Pourquoi ce casting fonctionne si bien aujourd’hui
Parce qu’il est construit comme un système. Peters et Hall ancrent la crédibilité “thriller”, Kutcher apporte le frisson contemporain du milliardaire intouchable, Ramos personnifie la violence de l’empire, Pope met un visage sur le désir de se transformer. Autour, les invités fonctionnent comme des éclats : ils densifient l’univers, créent l’événement, et rendent chaque épisode “commentable”.
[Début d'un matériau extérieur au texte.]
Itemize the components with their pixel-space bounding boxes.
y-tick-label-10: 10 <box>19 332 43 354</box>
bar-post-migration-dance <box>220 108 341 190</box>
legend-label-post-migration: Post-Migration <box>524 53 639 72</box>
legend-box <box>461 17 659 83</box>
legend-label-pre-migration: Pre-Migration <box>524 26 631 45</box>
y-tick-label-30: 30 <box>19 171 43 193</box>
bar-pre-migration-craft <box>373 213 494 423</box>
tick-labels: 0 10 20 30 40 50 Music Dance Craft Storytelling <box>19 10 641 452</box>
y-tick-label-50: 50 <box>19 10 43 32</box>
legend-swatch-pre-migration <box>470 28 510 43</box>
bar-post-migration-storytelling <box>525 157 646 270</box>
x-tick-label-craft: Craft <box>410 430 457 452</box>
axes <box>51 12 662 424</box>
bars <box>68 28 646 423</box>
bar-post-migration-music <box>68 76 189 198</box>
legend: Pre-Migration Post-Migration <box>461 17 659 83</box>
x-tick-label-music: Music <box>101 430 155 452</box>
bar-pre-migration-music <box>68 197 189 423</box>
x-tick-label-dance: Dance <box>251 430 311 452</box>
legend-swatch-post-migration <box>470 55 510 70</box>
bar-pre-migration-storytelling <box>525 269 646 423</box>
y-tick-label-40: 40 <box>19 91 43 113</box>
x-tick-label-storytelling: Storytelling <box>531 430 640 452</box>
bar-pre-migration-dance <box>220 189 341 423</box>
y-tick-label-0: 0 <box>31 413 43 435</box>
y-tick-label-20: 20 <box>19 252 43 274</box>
Surtout, la série ne cherche pas à lisser ses identités : elle mise sur la friction entre beauté et horreur, prestige et pop, enquête et satire. Ce mélange exige une distribution capable de tenir plusieurs tons à la fois — et c’est exactement ce que cette équipe d’acteurs permet.
FAQ
Qui joue les rôles principaux dans The Beauty ?
Evan Peters, Rebecca Hall, Ashton Kutcher, Anthony Ramos et Jeremy Pope composent le cœur du casting. Ils incarnent respectivement le duo d’enquêteurs, le milliardaire au centre du scandale, son “assassin”, et un outsider happé par l’épidémie.
Quel épisode sort aujourd’hui, 29 janvier 2026, sur Disney+ en France ?
Il s’agit de l’épisode 4, disponible dès ce jeudi sur Disney+ en France. La série continue ensuite à un rythme hebdomadaire.
Bella Hadid joue-t-elle vraiment dans la série ?
Oui. Bella Hadid apparaît dans la série dans le rôle de Ruby, personnage d’ouverture très lié à l’univers fashion du récit.
La série est-elle adaptée d’un comic ?
Oui. The Beauty est adaptée d’un comic coécrit par Jeremy Haun et Jason A. Hurley, avec Haun également au dessin.
Combien d’épisodes compte la saison 1 et quand sort la fin ?
La saison 1 compte 11 épisodes. Les calendriers de mise en ligne en France indiquent une montée vers un final début mars, avec une diffusion renforcée sur la fin.
Une saison 2 est-elle confirmée ?
À ce stade, aucune annonce officielle n’est confirmée par FX ou Disney+ selon les informations disponibles. La série se regarde donc comme une saison 1 pensée pour être pleinement suivie dès sa diffusion.
Notre conclusion
Avec The Beauty, Ryan Murphy ne se contente pas d’un concept provocateur : il le fait tenir par une distribution pensée comme une mécanique de thriller. Evan Peters et Rebecca Hall ancrent l’enquête, Ashton Kutcher électrise le versant “pouvoir” du récit, Anthony Ramos personnifie la menace, Jeremy Pope donne un visage à la tentation, tandis que les invités (de Bella Hadid à Isabella Rossellini) transforment chaque épisode en mini-événement. Si vous cherchez une série où le casting n’est pas un simple argument marketing mais une clé de lecture du propos, l’épisode du jour est exactement le bon point d’entrée.